2010-03-21 12:39:17

Schweiz: Vorerst kein weiterer Handlungsbedarf


Die Bischofskonferenz sieht nach der Veröffentlichung des Hirtenbriefs zum sexuellen Missbrauch in der irischen Kirche und nach dem Bekanntwerden verschiedener Missbrauchsfälle in der Schweiz vorerst keinen Handlungsbedarf. Das erklärte ihr Informationsbeauftragter Walter Müller am Samstag. Der Brief des Papstes an die Katholiken in Irland sei auch für die Schweizer Kirche eine Ermutigung und eine Bestärkung darin, den eingeschlagenen Weg fortzusetzen.
Derweil übt der Einsiedler Abt Martin Werlen Kritik an der Kommunikationsarbeit des Vatikans. Ein Wort des Papstes müsse „in die Situation hingesprochen sein und darf nicht zwei Monate später kommen“, so der Benediktinerabt in einem Interview. Er fürchte, Rom nehme den gegenwärtigen Missbrauchsskandal nicht ernst genug. Werlen wörtlich: „Wenn ich daran denke, dass der Brief in englischer und italienischer Sprache herauskommt, aber nicht in Deutsch, dann verkennt man die Situation, wie sie zurzeit auch im deutschsprachigen Raum ist.“ Er plädiert außerdem für ein offensives Angehen der Probleme, denn „unsere Glaubwürdigkeit steht auf dem Spiel“. Mit seinem Ansatz fühlt sich der Einsiedler Abt laut Interview jedoch „sehr einsam“. Nur wenige Verantwortungsträger schätzen seines Erachtens die Situation richtig ein. Abt Martin Werlen drängt auch auf ein Zentralregister von kirchlichen Missbrauchs-Tätern in Rom, „weil sich zeigt, dass Versetzungen von Priestern nicht nur innerhalb eines Landes geschehen“.

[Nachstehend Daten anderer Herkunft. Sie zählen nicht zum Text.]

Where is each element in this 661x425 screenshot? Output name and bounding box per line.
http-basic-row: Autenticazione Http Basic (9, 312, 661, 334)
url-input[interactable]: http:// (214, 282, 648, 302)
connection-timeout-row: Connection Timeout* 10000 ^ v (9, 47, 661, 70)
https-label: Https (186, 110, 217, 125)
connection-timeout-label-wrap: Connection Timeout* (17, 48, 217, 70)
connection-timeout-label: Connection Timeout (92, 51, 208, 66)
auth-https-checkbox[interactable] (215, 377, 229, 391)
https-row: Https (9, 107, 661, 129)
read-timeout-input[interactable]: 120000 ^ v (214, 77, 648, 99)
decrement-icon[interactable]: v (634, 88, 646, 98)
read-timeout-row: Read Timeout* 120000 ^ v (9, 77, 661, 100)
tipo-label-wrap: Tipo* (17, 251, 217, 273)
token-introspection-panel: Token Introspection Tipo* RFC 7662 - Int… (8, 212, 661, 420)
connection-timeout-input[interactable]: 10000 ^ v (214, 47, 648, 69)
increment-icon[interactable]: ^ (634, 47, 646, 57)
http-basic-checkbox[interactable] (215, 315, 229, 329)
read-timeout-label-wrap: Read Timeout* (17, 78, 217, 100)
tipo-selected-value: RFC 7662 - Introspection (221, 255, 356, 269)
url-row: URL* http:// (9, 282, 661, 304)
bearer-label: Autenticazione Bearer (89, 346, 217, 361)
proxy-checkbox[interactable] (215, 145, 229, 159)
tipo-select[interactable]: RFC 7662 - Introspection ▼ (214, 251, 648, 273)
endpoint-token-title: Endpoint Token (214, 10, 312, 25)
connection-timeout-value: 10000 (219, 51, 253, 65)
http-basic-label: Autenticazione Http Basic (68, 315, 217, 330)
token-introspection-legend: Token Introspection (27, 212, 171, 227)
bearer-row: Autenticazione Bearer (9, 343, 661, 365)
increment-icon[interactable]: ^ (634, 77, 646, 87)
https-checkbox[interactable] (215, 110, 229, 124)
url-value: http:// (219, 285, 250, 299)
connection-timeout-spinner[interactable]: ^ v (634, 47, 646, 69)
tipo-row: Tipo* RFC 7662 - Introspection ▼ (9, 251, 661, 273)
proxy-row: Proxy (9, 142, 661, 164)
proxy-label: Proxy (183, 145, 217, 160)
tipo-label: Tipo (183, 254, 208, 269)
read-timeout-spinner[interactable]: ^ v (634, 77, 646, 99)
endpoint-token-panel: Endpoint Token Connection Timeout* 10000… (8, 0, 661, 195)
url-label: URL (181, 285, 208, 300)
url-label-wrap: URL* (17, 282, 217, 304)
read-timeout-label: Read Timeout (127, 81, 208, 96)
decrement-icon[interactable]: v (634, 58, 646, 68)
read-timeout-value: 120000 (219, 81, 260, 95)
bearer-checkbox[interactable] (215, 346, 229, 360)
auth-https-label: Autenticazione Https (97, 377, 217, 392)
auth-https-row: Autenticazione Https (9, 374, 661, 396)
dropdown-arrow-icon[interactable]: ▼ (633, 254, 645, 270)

Der Bischof von Sitten und Präsident der Schweizer Bischofskonferenz, Norbert Brunner, verweist in einem Interview auf die 2002 geschaffenen Strukturen zum Umgang mit Missbrauchsfällen: Sie seien „in der heutigen Situation sehr hilfreich“. Die Häufung, mit der in den letzten Wochen Missbrauchsfälle bekannt worden, überrasche ihn, so Brunner. Er führt sie darauf zurück, dass „die Gesellschaft heute sensibilisierter auf sexuellen Missbrauch reagiert und das Thema in den Medien präsent ist“. Die Häufung der Fälle ist nach Ansicht Brunners allerdings zu relativieren, weil sie sich auf mehrere Jahrzehnte beziehen. Brunner betonte in dem Interview weiter, dass auch fehlbare Priester eine zweite Chance bekommen sollten: „Wenn ich die Garantie habe, dass sich sein Vergehen nicht wiederholt, dass er bereut und die nötige Wiedergutmachung geleistet hat, kann er durchaus in einer Aufgabe tätig bleiben.“ Einen Zusammenhang zwischen den Missbrauchsfällen und dem Zölibat weist Brunner zurück. Auch eine allgemeine Entschuldigung der Institution Kirche „für die Tat eines anderen“ sei problematisch. Brunner wörtlich: „In erster Linie trägt der Täter die Verantwortung. Die Bischöfe haben aber die Pflicht, die Priesteramtskandidaten sorgfältig zu prüfen.“
Die eigene Sexualität ist im Priesterseminar Schulstoff. Darauf weist Ernst Fuchs, Leiter des Churer Priesterseminars, in einem Interview hin. Vor einer Aufnahme müssen die Anwärter zudem psychologische Tests bestehen. Jeder zweite Anwärter wird nach Worten von Fuchs abgelehnt. Die Sexualität werde während der Ausbildung im Seminar regelmässig thematisiert: in jährlichen Vorlesungen, Gesprächen unter vier Augen und alle zwei Jahre in einem Wochenendseminar.
Mehr Klarheit im Umgang mit Missbrauchsfällen wünscht sich der Luzerner Kirchenrechtler Adrian Loretan. Eine Zeitung zitiert ihn mit den Worten: „Es genügt nicht, zu warten, bis die Opfer Klage erheben vor einem staatlichen Gericht. Dazu sind die Fälle zu gravierend.“ Der Schweizer verwies auf den Vorstoss der bayerischen Bischöfe, die vor wenigen Tagen einstimmig beschlossen haben, künftig jeden Missbrauchsverdacht in der Kirche der Staatsanwaltschaft zu melden und diese Selbstverpflichtung in ihren kirchlichen Leitlinien so festzuhalten.